Tossing aside the notion that retirement is a time to slow down and take it easy, a Washougal couple is preparing to set out on what they anticipate will be the adventure of a lifetime.

In a matter of days, Pat and Ernie Suggs will leave their comfortable home and close-knit family, which includes six daughters and seven grandchildren, to spend the next year as English teachers in China. At the moment, they know very little about what lies ahead.

They have yet to be told the specific number of pupils who will be taking their classes, the English knowledge base of those students, or what teaching tools will be available.

“We might just have a chalkboard and a piece of chalk,” Pat said.

What they do know is they will be instructing Tianjin University students, receiving a stipend, and living in a small apartment located within the city of 10 million people that is situated 50 miles south of Bejing.

There will be no oven, no clothes dryer, and no access to Facebook, YouTube or Internet blogs, most of which are censored by the Chinese government. With no vehicle, they plan to bicycle or walk everywhere.

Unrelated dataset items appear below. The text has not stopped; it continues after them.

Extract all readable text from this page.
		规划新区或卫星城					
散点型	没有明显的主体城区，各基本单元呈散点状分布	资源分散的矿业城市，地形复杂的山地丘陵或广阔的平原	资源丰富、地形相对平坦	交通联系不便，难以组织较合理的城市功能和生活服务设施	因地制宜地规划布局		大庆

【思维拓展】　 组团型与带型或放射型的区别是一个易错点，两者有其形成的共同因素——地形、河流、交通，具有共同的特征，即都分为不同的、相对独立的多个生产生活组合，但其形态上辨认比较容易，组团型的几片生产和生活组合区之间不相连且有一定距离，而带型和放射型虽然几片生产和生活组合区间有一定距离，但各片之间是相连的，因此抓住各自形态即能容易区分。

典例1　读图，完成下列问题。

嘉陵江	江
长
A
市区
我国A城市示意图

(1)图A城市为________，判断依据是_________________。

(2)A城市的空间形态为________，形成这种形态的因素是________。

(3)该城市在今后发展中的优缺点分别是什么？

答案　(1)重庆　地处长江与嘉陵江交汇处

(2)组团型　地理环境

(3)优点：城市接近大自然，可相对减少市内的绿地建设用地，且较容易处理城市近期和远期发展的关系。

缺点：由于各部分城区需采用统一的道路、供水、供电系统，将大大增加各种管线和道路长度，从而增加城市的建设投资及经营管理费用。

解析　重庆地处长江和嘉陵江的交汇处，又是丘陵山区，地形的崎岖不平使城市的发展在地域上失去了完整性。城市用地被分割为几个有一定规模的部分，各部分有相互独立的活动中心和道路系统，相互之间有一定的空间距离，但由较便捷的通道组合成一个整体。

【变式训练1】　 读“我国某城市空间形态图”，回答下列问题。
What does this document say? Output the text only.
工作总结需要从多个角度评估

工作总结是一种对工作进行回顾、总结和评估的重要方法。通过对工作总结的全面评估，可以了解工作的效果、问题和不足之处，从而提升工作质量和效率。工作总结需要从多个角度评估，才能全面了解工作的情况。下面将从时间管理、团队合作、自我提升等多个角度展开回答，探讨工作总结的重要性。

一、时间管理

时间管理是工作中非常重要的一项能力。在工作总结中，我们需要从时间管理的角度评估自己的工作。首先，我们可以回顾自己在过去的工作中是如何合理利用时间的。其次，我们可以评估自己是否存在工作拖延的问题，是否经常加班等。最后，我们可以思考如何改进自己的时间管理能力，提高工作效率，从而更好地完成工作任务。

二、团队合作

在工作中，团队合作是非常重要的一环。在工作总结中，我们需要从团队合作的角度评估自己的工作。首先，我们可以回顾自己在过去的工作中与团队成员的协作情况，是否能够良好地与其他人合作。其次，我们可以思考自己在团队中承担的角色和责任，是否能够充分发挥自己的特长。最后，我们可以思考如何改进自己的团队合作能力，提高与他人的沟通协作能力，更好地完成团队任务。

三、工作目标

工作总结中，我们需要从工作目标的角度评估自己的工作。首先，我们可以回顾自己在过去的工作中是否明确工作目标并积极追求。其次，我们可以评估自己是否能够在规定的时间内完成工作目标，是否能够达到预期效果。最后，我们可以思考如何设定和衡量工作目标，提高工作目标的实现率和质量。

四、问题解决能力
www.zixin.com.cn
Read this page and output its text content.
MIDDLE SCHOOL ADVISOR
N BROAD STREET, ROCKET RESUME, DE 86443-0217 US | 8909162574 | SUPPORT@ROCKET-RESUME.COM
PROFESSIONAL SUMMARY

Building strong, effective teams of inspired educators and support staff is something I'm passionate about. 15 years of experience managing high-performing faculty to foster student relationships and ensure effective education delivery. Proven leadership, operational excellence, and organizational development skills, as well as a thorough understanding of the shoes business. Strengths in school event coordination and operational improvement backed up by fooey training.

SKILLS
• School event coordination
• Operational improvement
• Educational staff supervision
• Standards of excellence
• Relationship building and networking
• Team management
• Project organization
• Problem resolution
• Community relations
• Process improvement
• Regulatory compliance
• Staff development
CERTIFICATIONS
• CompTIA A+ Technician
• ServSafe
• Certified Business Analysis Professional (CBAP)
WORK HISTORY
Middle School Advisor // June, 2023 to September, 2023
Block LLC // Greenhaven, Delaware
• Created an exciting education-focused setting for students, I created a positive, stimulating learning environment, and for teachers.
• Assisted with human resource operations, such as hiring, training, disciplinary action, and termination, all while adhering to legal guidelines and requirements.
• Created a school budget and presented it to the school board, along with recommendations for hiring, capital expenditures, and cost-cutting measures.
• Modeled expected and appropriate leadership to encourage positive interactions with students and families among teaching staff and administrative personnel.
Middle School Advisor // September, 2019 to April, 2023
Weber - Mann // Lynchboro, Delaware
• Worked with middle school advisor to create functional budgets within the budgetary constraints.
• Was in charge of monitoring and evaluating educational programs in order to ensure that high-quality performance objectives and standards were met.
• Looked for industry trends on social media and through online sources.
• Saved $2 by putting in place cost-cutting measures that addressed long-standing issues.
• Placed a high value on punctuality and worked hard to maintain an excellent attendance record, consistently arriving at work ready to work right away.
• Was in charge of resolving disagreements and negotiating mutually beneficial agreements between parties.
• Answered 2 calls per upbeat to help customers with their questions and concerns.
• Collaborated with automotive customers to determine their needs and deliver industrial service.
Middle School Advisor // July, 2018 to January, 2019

“It’s going to be an adventure — a Chinese adventure,” said Pat, 63.

The endeavor, which includes a total of 70 volunteer educators hailing from cities around the United States, is being organized through the Brigham Young University David M. Kennedy Center for International Studies. Since 1989, the program has provided a total of 1,000 teachers who have educated 175,000 students at 45 universities.

The Suggs, both members of the Latter-day Saints Church, recently returned from a training session at BYU, and have since been developing a series of general lesson plans that focus on getting students talking and interacting.

Ernie said teachers who have participated in the program in the past describe the majority of the students as eager to learn, and appreciative of the opportunity to have access to higher education.

“It’s quite a thing to go to the university,” Pat said. “Their parents sacrifice tremendously for them to do that.”

Founded in 1895, the Tianjin University has an enrollment of 29,000 students and 1,700 professors and associate professors.

“It’s the oldest university in modern China,” Ernie said. “It has a lot of history to it.”

Their role as educators will be to inspire the students’ academic development as their English language mentors. Volunteers will not discuss issues such as politics or religion.

“We are being hired by the Chinese government to teach English,” Pat said. “That’s it.”

The Suggs bring with them strong backgrounds in education. Ernie retired four years ago to conclude a more than 30-year career in community education in Camas-Washougal. Pat has experience in elementary education, and spent a decade as a substitute teacher in the Camas and Washougal school districts and four years as a para educator in Washougal.

The couple decided to take a chance and apply for the China teaching positions after spending the past year and a half working at the Latter-day Saints Employment Resource Center in Vancouver as part of a welfare mission.

“We were looking for what we might do next, and this opportunity came up,” Ernie said.

Following an extensive application and interview process, they were notified in April that they had been accepted into the program.

“It will be an international conglomerate of people,” Ernie said of the upcoming experience in China. “It will be fun.”